Singapore telco StarHub has booked a 27 percent rise in its third quarter net profit at S$96 million (US$78.55 million). This was on the back of a 2 percent rise in revenue of S$586 million (US$497.5 million).
In its earnings call Friday, the telco noted the results were lifted by higher revenue from fixed network, pay TV and broadband services.
For the three months ended September, its mobile segment's revenue decreased 1.3 percent to S$303.3 million partly despite adding 10,000 subscribers. This was partly due a drop in voice and SMS usage, and the renegotiation of interconnect deals which saw lower rates. For the quarter, the telco's market share dipped from 28.3 percent to 27.5 percent.
For its pay TV segment, revenue rose despite a drop of 1,000 customers for the quarter. Earnings increased 6 percent to S$99.2 million (US$81.2 million) for the quarter. This was mainly due to the S$2 (US$1.63) hike in its monthly subscription price implemented since August 2011, rental of its high definition (HD) set top boxes, and advertising.
For the rest of the year, StarHub said it would be cautious over margin pressures from additional handset subsidies especially with the demand for iPhone 5, and other smartphones, as well as year-end festive season promotions.
Pay TV impact from cross-carriage rule
Last month, StarHub was blindsided by its rival SingTel, which sidestepped the cross-carriage rule--a regulation requiring operators to sell access to exclusive content to customers of rival pay TV platforms.
SingTel had renewed the rights to broadcast the English Premier League (EPL) for another three seasons, but this time, on a non-exclusive basis.

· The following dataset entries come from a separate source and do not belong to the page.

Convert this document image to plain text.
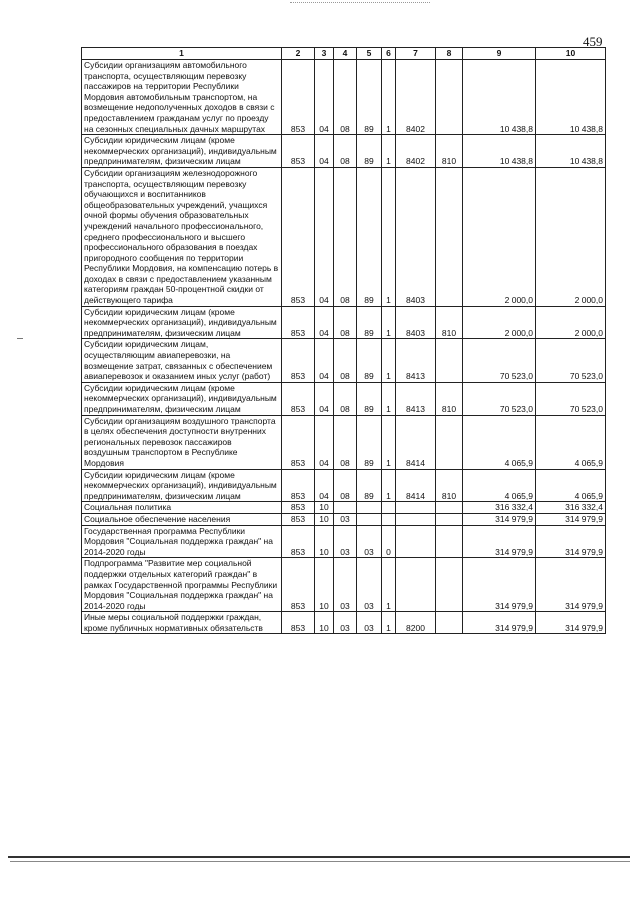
459
1	2	3	4	5	6	7	8	9	10
Субсидии организациям автомобильного транспорта, осуществляющим перевозку пассажиров на территории Республики Мордовия автомобильным транспортом, на возмещение недополученных доходов в связи с предоставлением гражданам услуг по проезду на сезонных специальных дачных маршрутах	853	04	08	89	1	8402		10 438,8	10 438,8
Субсидии юридическим лицам (кроме некоммерческих организаций), индивидуальным предпринимателям, физическим лицам	853	04	08	89	1	8402	810	10 438,8	10 438,8
Субсидии организациям железнодорожного транспорта, осуществляющим перевозку обучающихся и воспитанников общеобразовательных учреждений, учащихся очной формы обучения образовательных учреждений начального профессионального, среднего профессионального и высшего профессионального образования в поездах пригородного сообщения по территории Республики Мордовия, на компенсацию потерь в доходах в связи с предоставлением указанным категориям граждан 50-процентной скидки от действующего тарифа	853	04	08	89	1	8403		2 000,0	2 000,0
Субсидии юридическим лицам (кроме некоммерческих организаций), индивидуальным предпринимателям, физическим лицам	853	04	08	89	1	8403	810	2 000,0	2 000,0
Субсидии юридическим лицам, осуществляющим авиаперевозки, на возмещение затрат, связанных с обеспечением авиаперевозок и оказанием иных услуг (работ)	853	04	08	89	1	8413		70 523,0	70 523,0
Субсидии юридическим лицам (кроме некоммерческих организаций), индивидуальным предпринимателям, физическим лицам	853	04	08	89	1	8413	810	70 523,0	70 523,0
Субсидии организациям воздушного транспорта в целях обеспечения доступности внутренних региональных перевозок пассажиров воздушным транспортом в Республике Мордовия	853	04	08	89	1	8414		4 065,9	4 065,9
Субсидии юридическим лицам (кроме некоммерческих организаций), индивидуальным предпринимателям, физическим лицам	853	04	08	89	1	8414	810	4 065,9	4 065,9
Социальная политика	853	10						316 332,4	316 332,4
Социальное обеспечение населения	853	10	03					314 979,9	314 979,9
Государственная программа Республики Мордовия "Социальная поддержка граждан" на 2014-2020 годы	853	10	03	03	0			314 979,9	314 979,9
Подпрограмма "Развитие мер социальной поддержки отдельных категорий граждан" в рамках Государственной программы Республики Мордовия "Социальная поддержка граждан" на 2014-2020 годы	853	10	03	03	1			314 979,9	314 979,9
Иные меры социальной поддержки граждан, кроме публичных нормативных обязательств	853	10	03	03	1	8200		314 979,9	314 979,9
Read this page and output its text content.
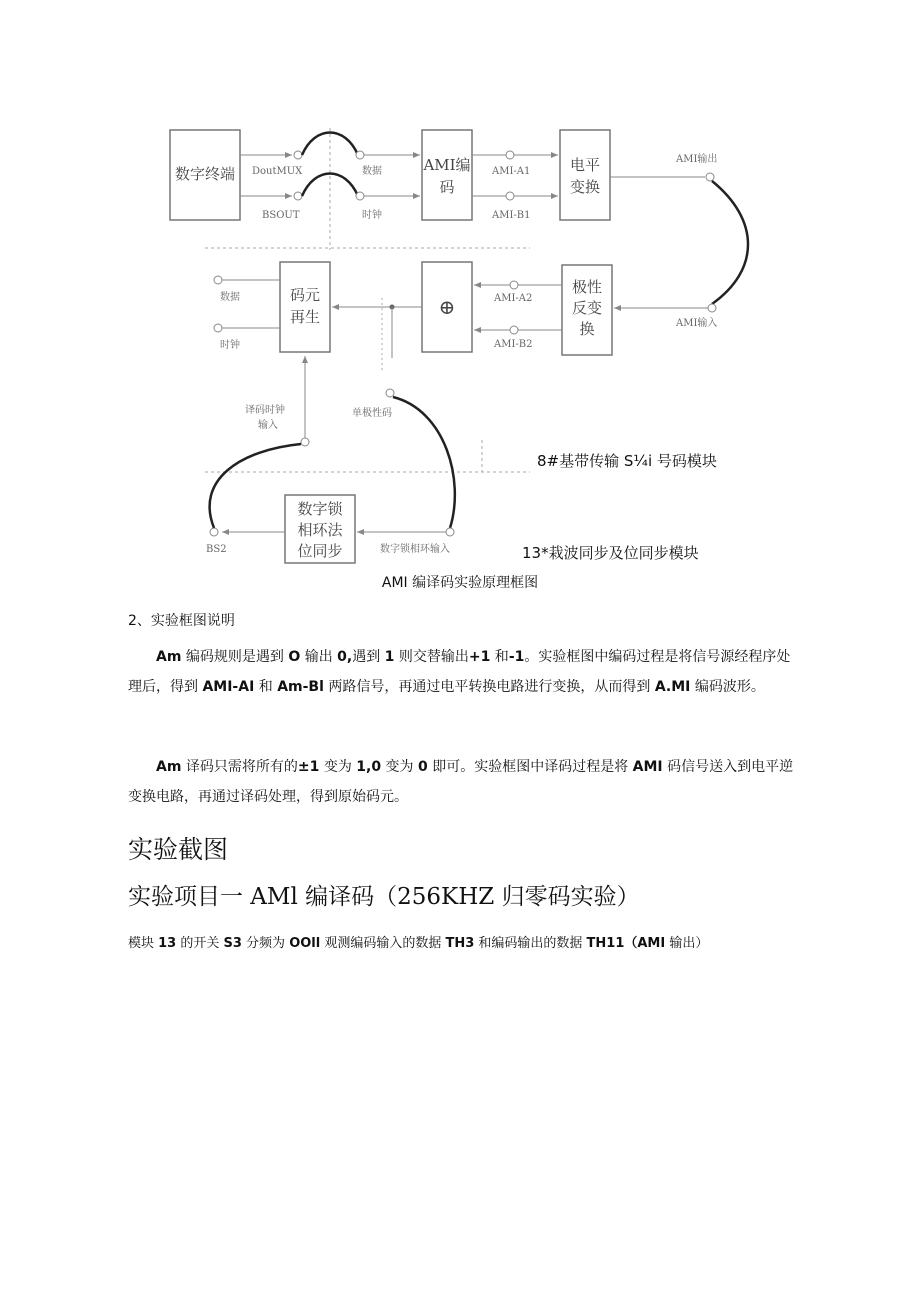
数字终端	AMI编
码
电平
变换
极性
反变
换
⊕
码元
再生
数字锁
相环法
位同步
DoutMUX
BSOUT
数据
时钟
AMI-A1
AMI-B1
AMI输出
AMI输入
AMI-A2
AMI-B2
数据
时钟
译码时钟
输入
单极性码
数字锁相环输入
BS2
8#基带传输 S¼i 号码模块
13*栽波同步及位同步模块
AMI 编译码实验原理框图
2、实验框图说明
Am 编码规则是遇到 O 输出 0,遇到 1 则交替输出+1 和-1。实验框图中编码过程是将信号源经程序处理后，得到 AMI-AI 和 Am-Bl 两路信号，再通过电平转换电路进行变换，从而得到 A.MI 编码波形。
Am 译码只需将所有的±1 变为 1,0 变为 0 即可。实验框图中译码过程是将 AMI 码信号送入到电平逆变换电路，再通过译码处理，得到原始码元。
实验截图
实验项目一 AMl 编译码（256KHZ 归零码实验）
模块 13 的开关 S3 分频为 OOll 观测编码输入的数据 TH3 和编码输出的数据 TH11（AMI 输出）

This meant SingTel would no longer be obliged to provide access to StarHub customers, effectively locking them out from watching the football season unless their telco purchases rights for itself.
During the call, StarHub CEO Neil Montefiore said he understood negotiations were still ongoing between the TV rights holders and SingTel, and it was still premature to reveal its course of action.
In its results announcement, StarHub warned content acquisition costs were likely to rise, regardless of the cross carriage rule.
"In the pay TV segment, with cross carriage for exclusive content in its third year of implementation, more content acquisition and renewals are on a non-exclusive basis. This has not however reduced our content costs significantly and content costs are expected to remain high going forward," it said.
The telco had also in October announced it would be offering infrastructure-as-a-service (IaaS), such as storage and virtual machines, to government agencies and statutory boards for "non-sensitive" computing needs.